Давид Фонкинос
Эротический потенциал моей жены
Как же достичь тебя, волна желанья,
Что крылья даришь мне…
Разум мой тщетно подчеркивает и осуждает диктатуру чувственности.
Часть первая
Некая форма жизни
I
У Гектора была физиономия героя. В нем чувствовалась готовность перейти к действию, пренебречь всеми опасностями, грозящими всему огромному человечеству, воспламенить толпы женщин, организовать отпуск для всей семьи, побеседовать с соседями в лифте и даже, если он будет особенно в ударе, понять фильм Дэвида Линча. Будь у него икры покруглее, он мог бы считаться чем-то вроде героя нашего времени. И однако же он решил покончить с собой. Таких героев нам, пожалуй, не надо, видали и получше. Некоторая склонность к зрелищности подсказала ему, что можно воспользоваться метрополитеном. Так все узнают о его смерти, и она станет чем-то вроде допремьерного показа разрекламированного фильма, который обречен на провал. Гектор мягко покачивался на ногах, слушая объявления из динамиков, предостерегавшие от покупки билетов в метро у случайных лиц; если самоубийство не удастся, эта информация может пригодиться впоследствии. Ничего не зная о нем, можно было надеяться, что оно не получится, хотя бы чтобы знать, стоит ли полагаться на человеческую внешность. А внешность героя – это просто потрясающе. Тем временем глаза героя начинал застилать туман, пилюли, рассчитанные на усыпляющее действие, были проглочены заблаговременно. Во сне умирается легче. И слава богу, потому что наш Гектор грохнулся в обморок. В его зрачках сквозила пустота Его обнаружили лежащим навзничь в туннеле метро, гораздо ближе к станции «Шатле-Ле-Алль», чем к собственной смерти.

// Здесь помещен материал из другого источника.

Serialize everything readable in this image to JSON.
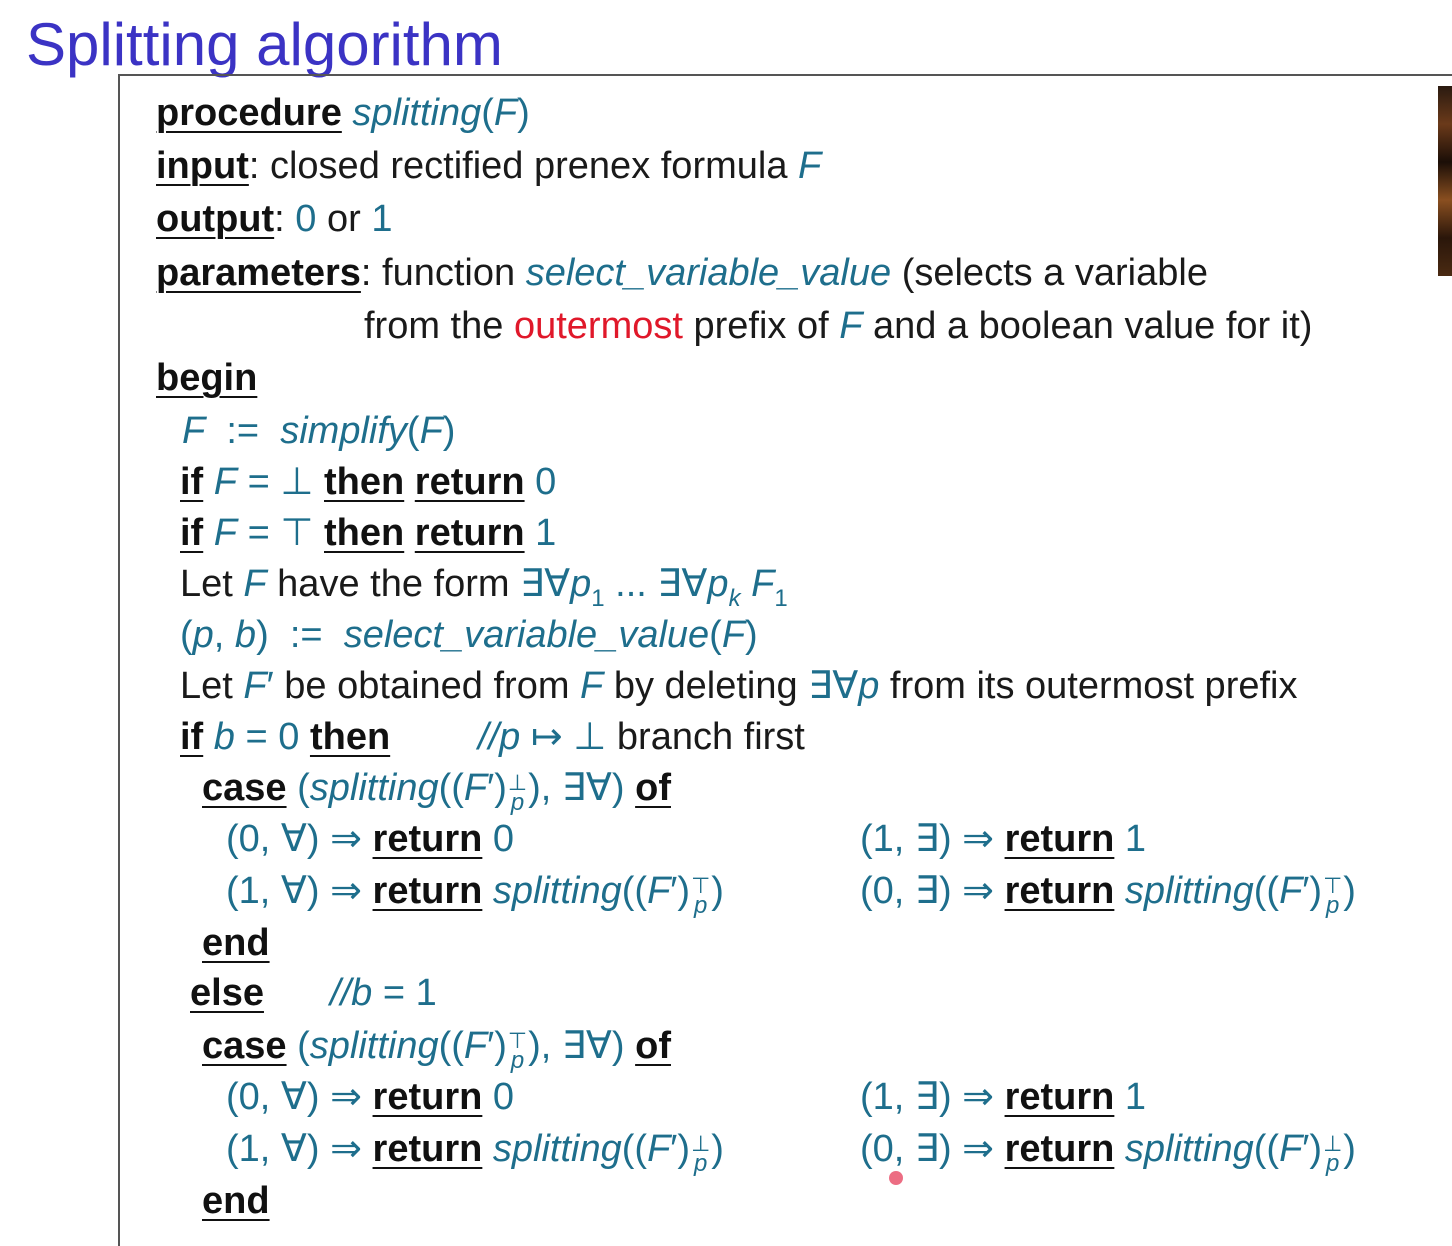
{
  "title": "Splitting algorithm",
  "sym": {
    "lp": "(",
    "rp": ")",
    "assign": ":=",
    "eq": "=",
    "bot": "⊥",
    "top": "⊤",
    "exall": "∃∀",
    "dots": "...",
    "comma": ",",
    "arrow": "⇒",
    "mapsto": "↦",
    "prime": "′",
    "comment": "//",
    "forall": "∀",
    "exists": "∃"
  },
  "vars": {
    "F": "F",
    "F1": "F",
    "one_sub": "1",
    "p": "p",
    "k": "k",
    "b": "b",
    "zero": "0",
    "one": "1"
  },
  "keywords": {
    "procedure": "procedure",
    "input": "input",
    "output": "output",
    "parameters": "parameters",
    "begin": "begin",
    "if": "if",
    "then": "then",
    "return": "return",
    "case": "case",
    "of": "of",
    "end": "end",
    "else": "else"
  },
  "funcs": {
    "splitting": "splitting",
    "simplify": "simplify",
    "select": "select_variable_value"
  },
  "text": {
    "colon": ":",
    "input_desc": "closed rectified prenex formula",
    "or": "or",
    "function_word": "function",
    "selects": "(selects a variable",
    "from_the": "from the",
    "outermost": "outermost",
    "prefix_of": "prefix of",
    "and_bool": "and a boolean value for it)",
    "let": "Let",
    "have_form": "have the form",
    "be_obtained": "be obtained from",
    "by_deleting": "by deleting",
    "from_prefix": "from its outermost prefix",
    "branch_first": "branch first"
  }
}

Его распростертое тело напоминало выкидыш. Двое санитаров с носилками и наружностью спортсменов, накачанных стимуляторами (впрочем, мы больше не можем полагаться на внешность), избавили его от жадных глаз всех этих рабочих, пришедших в восторг от созерцания человека, которому было еще хуже, чем им. Гектор же думал лишь об одном: провалив свое самоубийство, он обрек себя на жизнь.
Его поместили в больницу, где стены только что были выкрашены заново, и, само собой, повсюду виднелись надписи: «Осторожно, окрашено!» Несколько месяцев ему предстояло маяться в отделении для выздоравливающих. Единственное доступное ему там развлечение определилось очень скоро: разглядывать дежурную медсестру, смутно мечтая ласкать ее груди. С этой мыслью он и засыпал, не успевая осознать, что медсестра была уродлива. Он пребывал в состоянии неуклюжести, казавшейся почти мифической. Подобное суждение выглядело суровым; медсестра вполне могла быть чувственной между двумя уколами морфия. И еще там был этот врач, который заглядывал время от времени, как обычно заглядывают на званый вечер. Общение редко затягивалось более чем на минуту, врач появлялся с видом человека, которому очень некогда: если заботишься о своей репутации, такой вид совершенно необходим, а репутация была единственным, о чем сей эскулап действительно заботился. Этот загорелый до неприличия человек требовал, чтобы Гектор высунул язык, дабы прийти к заключению, что язык у пациента красивый. Это было прекрасно – иметь красивый язык, с красивым языком чувствуешь себя лучше, только Гектору от этого было ни холодно ни жарко. Он и сам не знал, чего ждет, он был просто человеком в состоянии глубокой депрессии, стенающим уже в самом горлышке воронки. Ему было предложено позвонить кому-нибудь из родственников или друзей, если, на счастье, таковые имелись (ненавязчиво была также упомянута возможность найма). Оба варианта были отвергнуты путем нелюбезного молчания; что ж, нет так нет. Гектор не желал никого видеть. Точнее говоря, он, как всякий больной, не желал, чтобы кто-либо видел его в подобном состоянии. Он стыдился выглядеть человеческим огрызком, пребывающим между ничтожеством и чем-то еще худшим. Ему случалось звонить по телефону кому-нибудь из друзей якобы из-за границы: этот Большой каньон – просто чудо, какие ущелья, – и вешал трубку, будучи сам Большим каньоном.